His death is the most painful event of my life by far, more painful than not winning that journalism contest I have been preparing for in high school, more painful than not passing that government scholarship in college and even more painful than cancelling my planned wedding and asking refund from the church and reception venue. I was devastated and mad at myself for not talking to him days prior to his death. I believe that is what made it more painful for me. That, at the last days of his life, I wasn’t able to make it better for him. I failed at letting him feel that I care about him.

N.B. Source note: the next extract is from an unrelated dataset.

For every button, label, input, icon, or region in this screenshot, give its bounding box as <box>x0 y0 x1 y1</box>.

There are times when I wish there is a way to contact the dead so that I can ask forgiveness and make things right. I want to make up to him for the days I acted bitchy. But I know there is nothing I can do about it now. As what this month’s chosen quote implies, “death is a part of life”. We can delay it perhaps but we cannot stop it from coming. It will come no matter what… we just do not know when.

There are lots of lessons I learned from his death. One, treat others, especially your family, kindly. Show them that you care and do not be too hard on them even if they can be hard sometimes. Accept and understand their weaknesses and appreciate them for their strength. And the perfect time to start doing it is NOW. Don’t wait for later because as what I have said, we do not know when death is coming. That’s lesson number two. Be prepared always so that in case something happens to you or anyone you love, there is no regret. Settle differences as soon as possible and never hold a grudge over someone whom you are sure you will feel bad when s/he dies.

With this, you’ll feel no regrets and makes it easier to move on.